Although I happen to have met many software quality engineers at Philips, I think management was poor at rewarding them, listening to them, and hiring them.
The worst and most troubling condition is that the leadership is not good at its essential task, which is product vision. They haven't envisioned an industry-leading product in any of the segments they're targeting. Every product is "me, too" and Philips as company is coasting on the basis of its market position as one of the few manufacturers of large hospital modalities, which long ago locked in many hospitals to its radiology information system. When the "me-too" strategy fails to enflame Philip's customers' imaginations, development is blamed. In fact, whatever the issue, development is blamed. Development is low man on the totem pole at Philips.
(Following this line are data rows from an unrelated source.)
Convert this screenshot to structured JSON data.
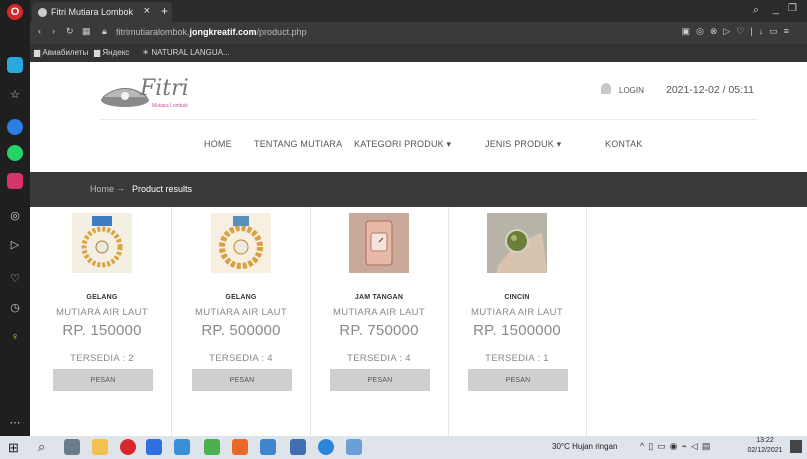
{
  "browser": {
    "tab_title": "Fitri Mutiara Lombok",
    "tab_close": "×",
    "new_tab": "+",
    "address": {
      "prefix": "fitrimutiaralombok.",
      "domain": "jongkreatif.com",
      "path": "/product.php"
    },
    "bookmarks": [
      "Авиабилеты",
      "Яндекс",
      "NATURAL LANGUA..."
    ]
  },
  "site": {
    "logo_text": "Fitri",
    "logo_sub": "Mutiara Lombok",
    "login_label": "LOGIN",
    "datetime": "2021-12-02 / 05:11",
    "nav": [
      {
        "label": "HOME"
      },
      {
        "label": "TENTANG MUTIARA"
      },
      {
        "label": "KATEGORI PRODUK ▾"
      },
      {
        "label": "JENIS PRODUK ▾"
      },
      {
        "label": "KONTAK"
      }
    ],
    "breadcrumb": {
      "home": "Home",
      "arrow": "→",
      "current": "Product results"
    }
  },
  "products": [
    {
      "category": "GELANG",
      "subtitle": "MUTIARA AIR LAUT",
      "price": "RP. 150000",
      "stock": "TERSEDIA : 2",
      "button": "PESAN"
    },
    {
      "category": "GELANG",
      "subtitle": "MUTIARA AIR LAUT",
      "price": "RP. 500000",
      "stock": "TERSEDIA : 4",
      "button": "PESAN"
    },
    {
      "category": "JAM TANGAN",
      "subtitle": "MUTIARA AIR LAUT",
      "price": "RP. 750000",
      "stock": "TERSEDIA : 4",
      "button": "PESAN"
    },
    {
      "category": "CINCIN",
      "subtitle": "MUTIARA AIR LAUT",
      "price": "RP. 1500000",
      "stock": "TERSEDIA : 1",
      "button": "PESAN"
    }
  ],
  "taskbar": {
    "weather": "30°C Hujan ringan",
    "time": "13:22",
    "date": "02/12/2021"
  },
  "colors": {
    "crumb_bg": "#3a3a3a",
    "button_bg": "#cfcfcf",
    "browser_dark": "#2b2b2b"
  }
}
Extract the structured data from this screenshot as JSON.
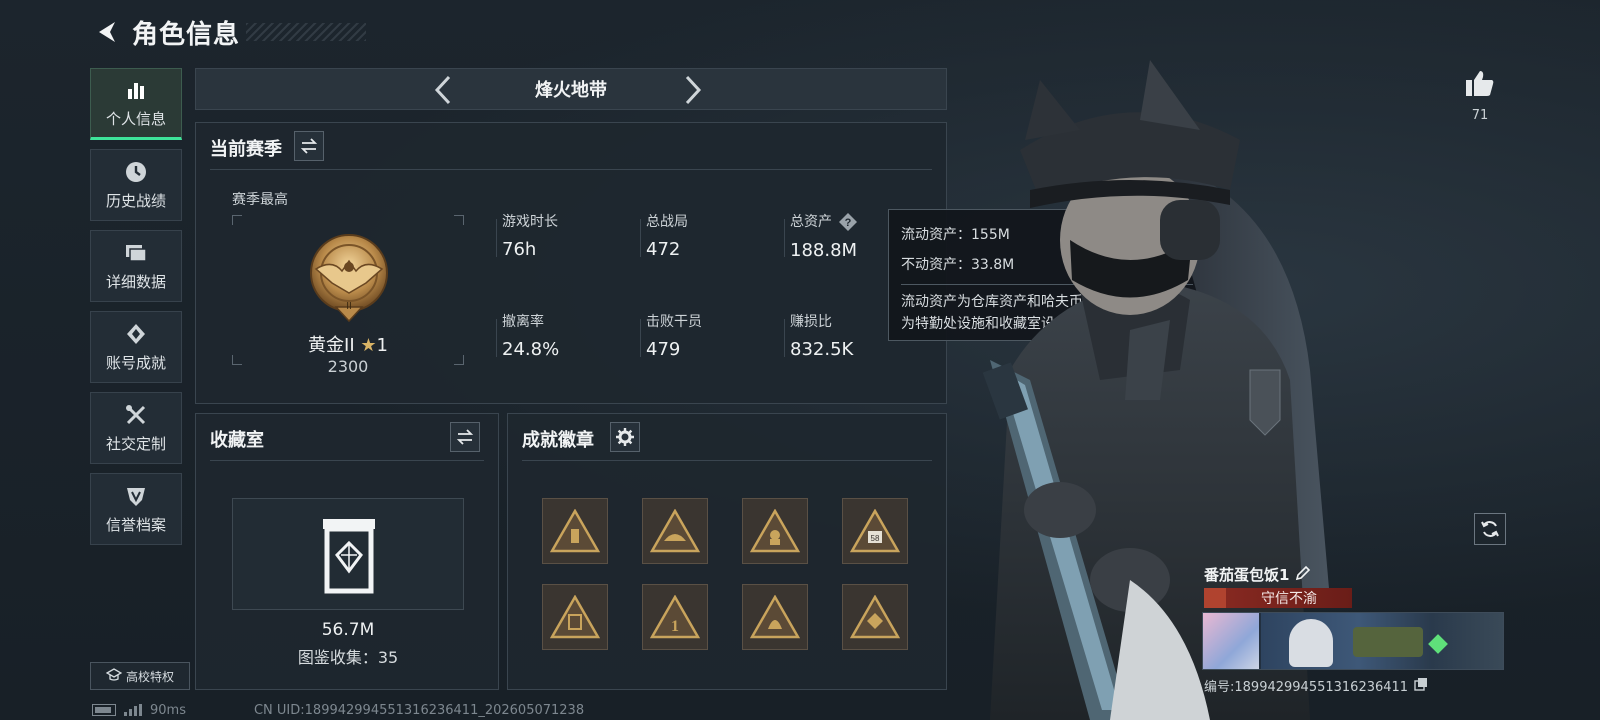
{
  "header": {
    "title": "角色信息"
  },
  "sidebar": {
    "items": [
      {
        "label": "个人信息",
        "icon": "bar-chart-icon",
        "active": true
      },
      {
        "label": "历史战绩",
        "icon": "clock-icon"
      },
      {
        "label": "详细数据",
        "icon": "folder-icon"
      },
      {
        "label": "账号成就",
        "icon": "medal-icon"
      },
      {
        "label": "社交定制",
        "icon": "tools-icon"
      },
      {
        "label": "信誉档案",
        "icon": "shield-icon"
      }
    ],
    "campus_label": "高校特权"
  },
  "mode": {
    "name": "烽火地带"
  },
  "season": {
    "title": "当前赛季",
    "sub": "赛季最高",
    "rank_name": "黄金II",
    "rank_stars": "1",
    "rank_score": "2300",
    "stats": [
      {
        "label": "游戏时长",
        "value": "76h"
      },
      {
        "label": "总战局",
        "value": "472"
      },
      {
        "label": "总资产",
        "value": "188.8M"
      },
      {
        "label": "撤离率",
        "value": "24.8%"
      },
      {
        "label": "击败干员",
        "value": "479"
      },
      {
        "label": "赚损比",
        "value": "832.5K"
      }
    ]
  },
  "tooltip": {
    "liquid": "流动资产：155M",
    "fixed": "不动资产：33.8M",
    "desc_line1": "流动资产为仓库资产和哈夫币，不动资产",
    "desc_line2": "为特勤处设施和收藏室设施"
  },
  "collection": {
    "title": "收藏室",
    "value": "56.7M",
    "count": "图鉴收集：35"
  },
  "badges": {
    "title": "成就徽章",
    "items": [
      "badge-1",
      "badge-2",
      "badge-3",
      "badge-4",
      "badge-5",
      "badge-6",
      "badge-7",
      "badge-8"
    ]
  },
  "profile": {
    "likes": "71",
    "player_name": "番茄蛋包饭1",
    "title_tag": "守信不渝",
    "player_id": "编号:18994299455131623641​1"
  },
  "status": {
    "ping": "90ms",
    "uid": "CN UID:18994299455131623641​1_202605071238"
  },
  "colors": {
    "accent": "#3ee49a",
    "badge_gold": "#c9a45c",
    "title_red": "#8a2a22"
  }
}
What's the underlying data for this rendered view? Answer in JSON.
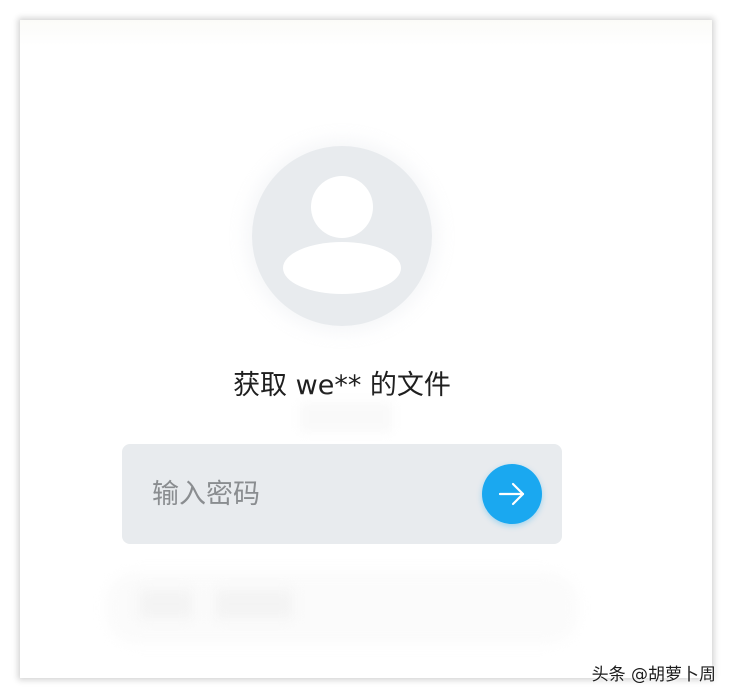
{
  "title": "获取 we** 的文件",
  "password": {
    "placeholder": "输入密码",
    "value": ""
  },
  "submit": {
    "icon": "arrow-right-icon"
  },
  "avatar": {
    "icon": "user-avatar-icon"
  },
  "watermark": "头条 @胡萝卜周",
  "colors": {
    "accent": "#1aa8f0",
    "input_bg": "#e8ebee",
    "avatar_bg": "#e8ebee",
    "text": "#1f1f1f",
    "placeholder": "#8a8d90"
  }
}
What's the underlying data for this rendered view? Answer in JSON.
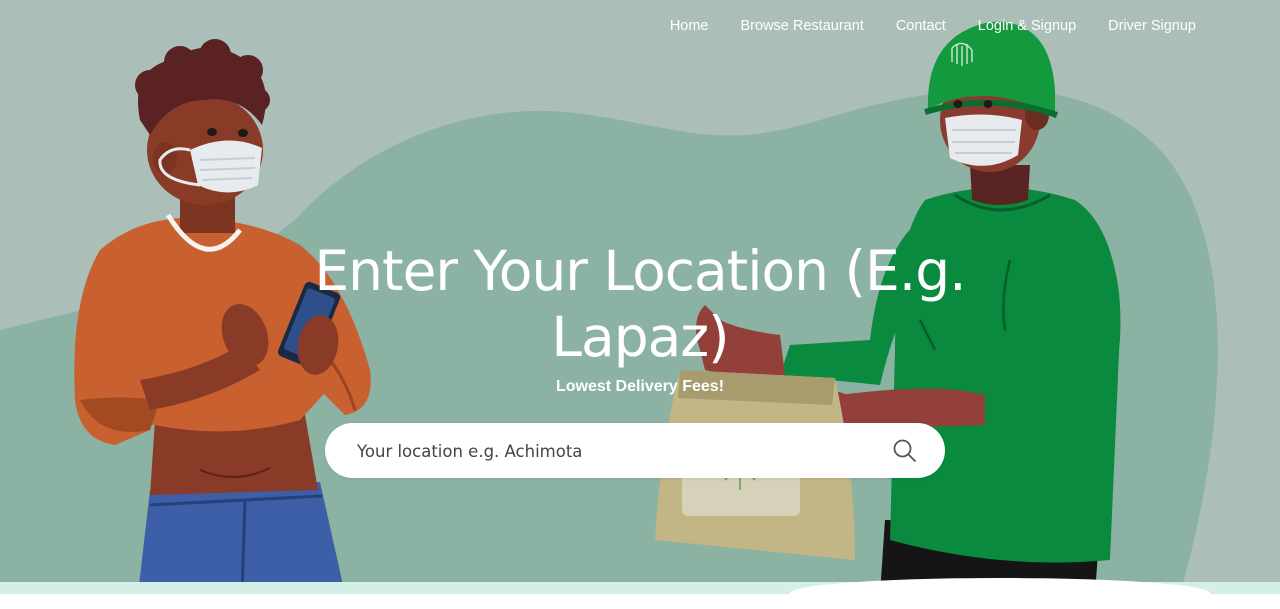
{
  "nav": {
    "items": [
      {
        "label": "Home"
      },
      {
        "label": "Browse Restaurant"
      },
      {
        "label": "Contact"
      },
      {
        "label": "Login & Signup"
      },
      {
        "label": "Driver Signup"
      }
    ]
  },
  "hero": {
    "headline": "Enter Your Location (E.g. Lapaz)",
    "subline": "Lowest Delivery Fees!",
    "search_placeholder": "Your location e.g. Achimota",
    "search_icon": "search-icon",
    "illustration": "customer-receiving-delivery-from-courier"
  },
  "colors": {
    "background": "#abbfb8",
    "blob": "#8bb2a2",
    "courier_green": "#0a8a3f",
    "white": "#ffffff"
  }
}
I wasn't going to write this review, but they did something petty and annoying after I quit. Since I quit within the first year of hire, I had to pay back my signing bonus. Which I had no problem doing. I left my mailing address and contact information with them, and was promised to receive a letter with payment instructions. But instead of sending me a normal invoice, they put me directly into collection! This impacted my FICO score. It's such a petty malice (or gross incompetence) that I've changed my mind and I'm telling the truth.
Don't work for this company if you can find better!